Does Worldwide Arms Production Influence Political Developments or Is the Contrary True?
AbstractOne of the most ancient human professions (the defence of life and hunting) has gradually changed into a technically most demanding engineering industry, especially in the 20th century; this also places great demands on the standard of production and is economically most lucrative: it is arms production. This industry influences a number of other civilian professions which gradually take over the most progressive know-how and technology from this industry.
The volume and types of the manufacture of weapons are as a rule determined by the consumer; this is done by purely political bodies – parliaments and governments – which approve military concepts and resources for military budgets and, consequently, also the finances earmarked for the purchase and development of new arms and weapons systems. That is why the arms manufacturers at times lobby politicians and the pertinent political institution in support of higher funds for the purchase of weapons, or else they engage in various provocations to incite major or minor conflicts. Such conflicts are then impatiently solved by military means which adds to a further increase in arms production and the development of constantly more destructive weapons that can be tested in such conflicts.
The United Nations Organization came into being in 1945 for the purpose of preserving and consolidating peace and security and promote cooperation among states; it contributed to a large extent to limiting the threatening number of conflicts in the world, and thereby to restraining arming. Unfortunately, the Cold War begun to expand simultaneously, accompanied by increasing arms production. The author documents this by a multitude of revealing facts and figures including data on the globalization and merger of arms concerns.

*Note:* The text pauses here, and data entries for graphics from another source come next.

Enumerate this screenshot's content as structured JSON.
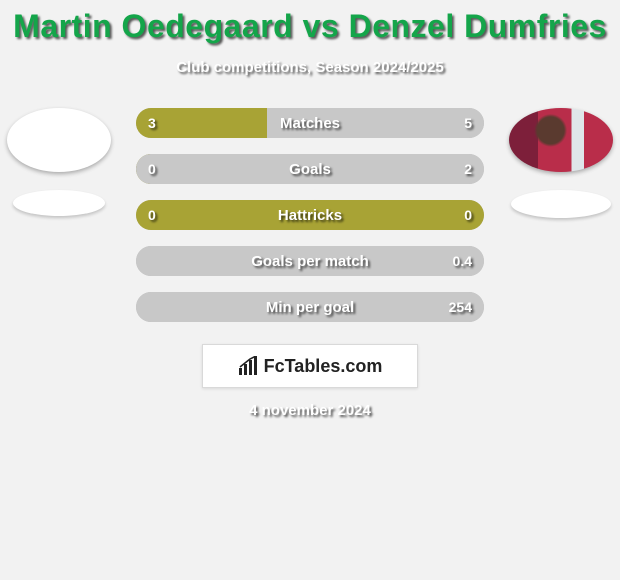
{
  "background_color": "#f2f2f2",
  "title": {
    "text": "Martin Oedegaard vs Denzel Dumfries",
    "color": "#14a54a",
    "fontsize": 32
  },
  "subtitle": {
    "text": "Club competitions, Season 2024/2025",
    "color": "#ffffff",
    "fontsize": 15
  },
  "date": {
    "text": "4 november 2024",
    "color": "#ffffff",
    "fontsize": 15
  },
  "logo": {
    "text": "FcTables.com",
    "color": "#222222"
  },
  "player_left": {
    "name": "Martin Oedegaard",
    "avatar_bg": "#ffffff",
    "has_image": false
  },
  "player_right": {
    "name": "Denzel Dumfries",
    "avatar_bg": "#8a2a3a",
    "has_image": true
  },
  "bars": {
    "label_color": "#ffffff",
    "value_color": "#ffffff",
    "left_color": "#a8a335",
    "right_color": "#c8c8c8",
    "track_color": "#c8c8c8",
    "items": [
      {
        "label": "Matches",
        "left": "3",
        "right": "5",
        "left_pct": 37.5,
        "right_pct": 62.5
      },
      {
        "label": "Goals",
        "left": "0",
        "right": "2",
        "left_pct": 0,
        "right_pct": 100
      },
      {
        "label": "Hattricks",
        "left": "0",
        "right": "0",
        "left_pct": 50,
        "right_pct": 50,
        "neutral": true
      },
      {
        "label": "Goals per match",
        "left": "",
        "right": "0.4",
        "left_pct": 0,
        "right_pct": 100
      },
      {
        "label": "Min per goal",
        "left": "",
        "right": "254",
        "left_pct": 0,
        "right_pct": 100
      }
    ]
  }
}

The author further deals with arms exports by the major manufacturers. He notes in this connection that the most advanced countries generally do not export their latest military technology. The biggest importer is now Saudi Arabia and other Near East countries as well as countries in Asia. The author supplements these facts by a prognosis up to the year 2015.
The author tries to find an answer to the question: Whom does this serve? Who benefits by a conflict of war? Quoting the recent example of the Balkans, he demonstrates that war can benefit exclusively arms and ammunition manufacturers to whom it means spiralling profits. In the context of the wars in the Balkans, the author also discuses such questions as the creation of a new military concept by Russia, China, and the North Atlantic Alliance in the 21st century as well as issues related to demands for newly developed weapons.